On My Personal Locavore Journey: I think I did pretty well with this. While I’m always passionate about food and food policy, this challenge really brought local food to the fore; I found myself thinking about what I was eating in a way I haven’t since days of dieting (and those days are long gone!). Simply making a better choice when it was available to me (the tortilla chips, for example, are roughly the same price as the store-bought GMO-enhanced brand) was a solid step forward. I also became better acquainted with NOFA-NY (I’ve known several of its key leaders, having met them at various food conferences) and other organizations trying to make a difference in the foodshed at a grassroots/policy level.

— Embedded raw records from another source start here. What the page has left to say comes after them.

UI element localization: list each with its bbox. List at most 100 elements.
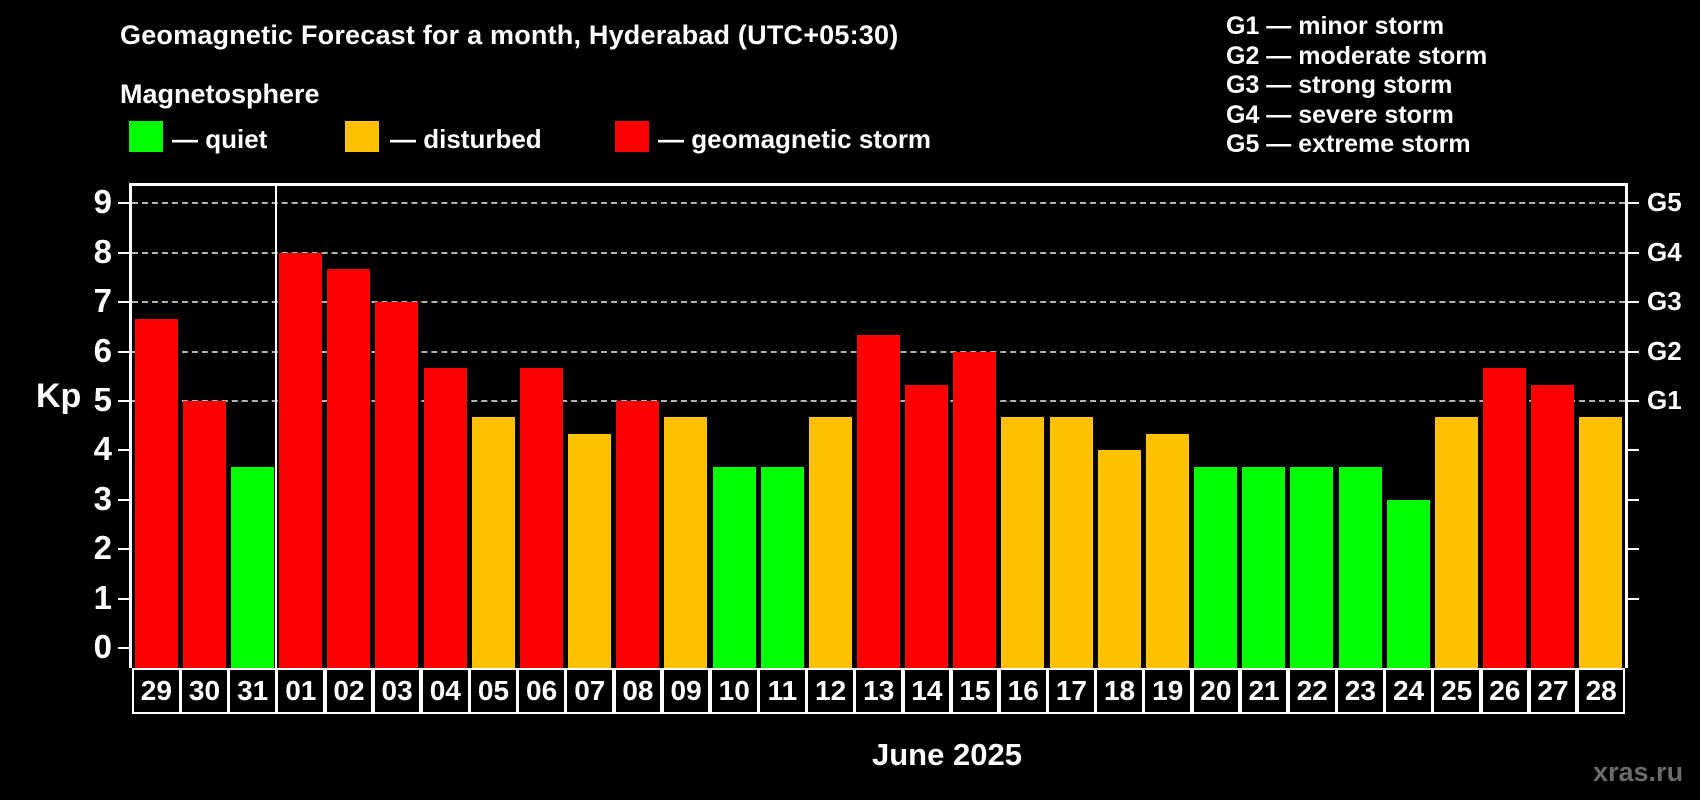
kp-bar <box>664 417 708 668</box>
right-axis-tick <box>1628 548 1639 551</box>
g1-legend-line: G1 — minor storm <box>1226 12 1445 40</box>
day-label: 14 <box>902 668 952 714</box>
g-scale-label: G2 <box>1647 335 1682 366</box>
kp-bar <box>1194 466 1238 668</box>
y-tick <box>118 498 129 501</box>
day-label: 29 <box>132 668 181 714</box>
disturbed-legend-swatch <box>345 121 379 152</box>
y-tick <box>118 202 129 205</box>
g4-legend-line: G4 — severe storm <box>1226 100 1454 129</box>
day-label: 25 <box>1432 668 1481 714</box>
kp-bar <box>1242 466 1286 668</box>
kp-bar <box>1145 434 1189 668</box>
gridline <box>132 301 1625 304</box>
day-label: 03 <box>372 668 422 714</box>
storm-legend-label: — geomagnetic storm <box>658 124 932 154</box>
day-label: 23 <box>1336 668 1385 714</box>
kp-bar <box>423 367 467 668</box>
y-axis-label: Kp <box>36 377 82 415</box>
quiet-legend-swatch <box>129 121 163 152</box>
day-label: 19 <box>1143 668 1193 714</box>
y-tick-label: 5 <box>93 381 112 418</box>
day-label: 11 <box>758 668 807 714</box>
day-label: 08 <box>613 668 663 714</box>
day-label: 17 <box>1047 668 1096 714</box>
kp-bar <box>182 401 226 668</box>
day-label: 24 <box>1384 668 1433 714</box>
gridline <box>132 251 1625 254</box>
y-tick <box>118 449 129 452</box>
y-tick-label: 2 <box>93 529 112 567</box>
kp-bar <box>519 367 563 668</box>
kp-bar <box>1097 450 1141 668</box>
y-tick-label: 6 <box>93 331 112 369</box>
kp-bar <box>1290 466 1334 668</box>
y-tick <box>118 647 129 649</box>
x-axis-label: June 2025 <box>872 737 1022 772</box>
kp-bar <box>616 401 660 668</box>
g5-legend-line: G5 — extreme storm <box>1226 130 1471 158</box>
day-label: 15 <box>950 668 1000 714</box>
kp-bar <box>1338 466 1382 668</box>
day-label: 12 <box>806 668 855 714</box>
day-label: 18 <box>1095 668 1144 714</box>
day-label: 07 <box>565 668 615 714</box>
kp-bar <box>375 302 419 668</box>
y-tick-label: 1 <box>93 578 112 616</box>
day-label: 02 <box>324 668 374 714</box>
y-tick-label: 4 <box>93 430 112 468</box>
kp-bar <box>471 417 515 668</box>
kp-bar <box>568 434 612 668</box>
day-label: 21 <box>1239 668 1289 714</box>
kp-bar <box>134 318 178 668</box>
day-label: 05 <box>469 668 518 714</box>
chart-title: Geomagnetic Forecast for a month, Hydera… <box>120 20 899 50</box>
y-tick <box>118 400 129 402</box>
kp-bar <box>1049 417 1093 668</box>
day-label: 27 <box>1528 668 1578 714</box>
watermark: xras.ru <box>1593 757 1684 787</box>
right-axis-tick <box>1628 202 1639 205</box>
day-label: 09 <box>661 668 711 714</box>
right-axis-tick <box>1628 400 1639 402</box>
kp-bar <box>1483 367 1527 668</box>
y-tick <box>118 350 129 353</box>
day-label: 16 <box>998 668 1048 714</box>
day-label: 10 <box>709 668 759 714</box>
right-axis-tick <box>1628 597 1639 600</box>
g3-legend-line: G3 — strong storm <box>1226 71 1453 99</box>
y-tick <box>118 301 129 304</box>
y-tick-label: 3 <box>93 479 112 517</box>
g-scale-label: G1 <box>1647 385 1682 415</box>
day-label: 13 <box>854 668 904 714</box>
month-separator-line <box>275 186 278 668</box>
y-tick-label: 8 <box>93 232 112 270</box>
plot-frame-right <box>1625 183 1628 668</box>
kp-bar <box>230 466 274 668</box>
kp-bar <box>327 269 371 668</box>
right-axis-tick <box>1628 449 1639 452</box>
kp-bar <box>808 417 852 668</box>
g2-legend-line: G2 — moderate storm <box>1226 41 1488 70</box>
g-scale-label: G5 <box>1647 187 1682 218</box>
gridline <box>132 202 1625 205</box>
kp-bar <box>279 252 323 668</box>
day-label: 30 <box>180 668 229 714</box>
day-label: 04 <box>420 668 470 714</box>
plot-frame-left <box>129 183 132 668</box>
right-axis-tick <box>1628 498 1639 501</box>
y-tick-label: 7 <box>93 282 112 320</box>
disturbed-legend-label: — disturbed <box>390 124 542 154</box>
day-label: 31 <box>228 668 277 714</box>
plot-frame-top <box>129 183 1628 186</box>
kp-bar <box>1386 499 1430 668</box>
storm-legend-swatch <box>615 121 649 152</box>
y-tick <box>118 548 129 551</box>
g-scale-label: G3 <box>1647 286 1682 317</box>
right-axis-tick <box>1628 301 1639 304</box>
day-label: 26 <box>1480 668 1530 714</box>
y-tick <box>118 251 129 254</box>
kp-bar <box>953 351 997 668</box>
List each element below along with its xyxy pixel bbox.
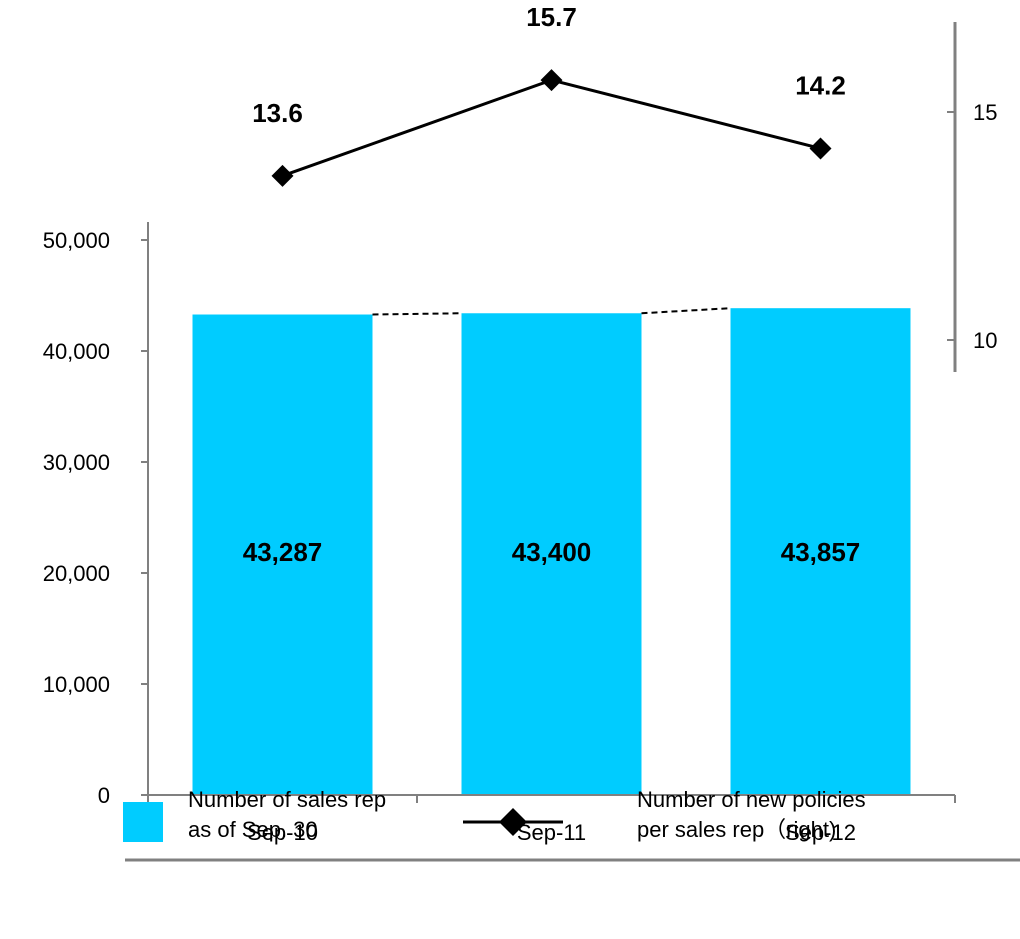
right-axis-tick-label: 15 bbox=[973, 100, 997, 125]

So, what will I do differently moving forward? Probably not a lot, to be honest. I don’t really think I’ll ever be a one-percenter, to coin a phrase: I will always source some of my food outside the local chain, whether its a great beer from Europe or a stress-free dinner at the local sushi joint. However, if I can narrow down my 10-percent non-local to 5 percent, I would consider my growth significant.
I so admire permaculturists who live in a way that harkens back to a simpler time. I do not mean that in a condescending way at all; I mean it sincerely. I’ve been reading a few blogs by communal farmers who live quietly and leave almost no carbon footprint in what they eat or how they survive. I would love to keep chickens (which is allowed in NYC, but I would still need a space in which to keep them) or learn to butcher (I am squeamish about this, but probably everyone who eats meat should slaughter an animal at least once in her lifetime) or make my own cheese. For now, I do what I can do and the Locavore Challenge was challenging, even to me. There’s still a long way to go, but every step away from the factory food chain is a good step to take.
Thank you NOFA-NY for throwing down a gauntlet I was happy to pick up. Maybe next year I’ll rise even higher to the occasion!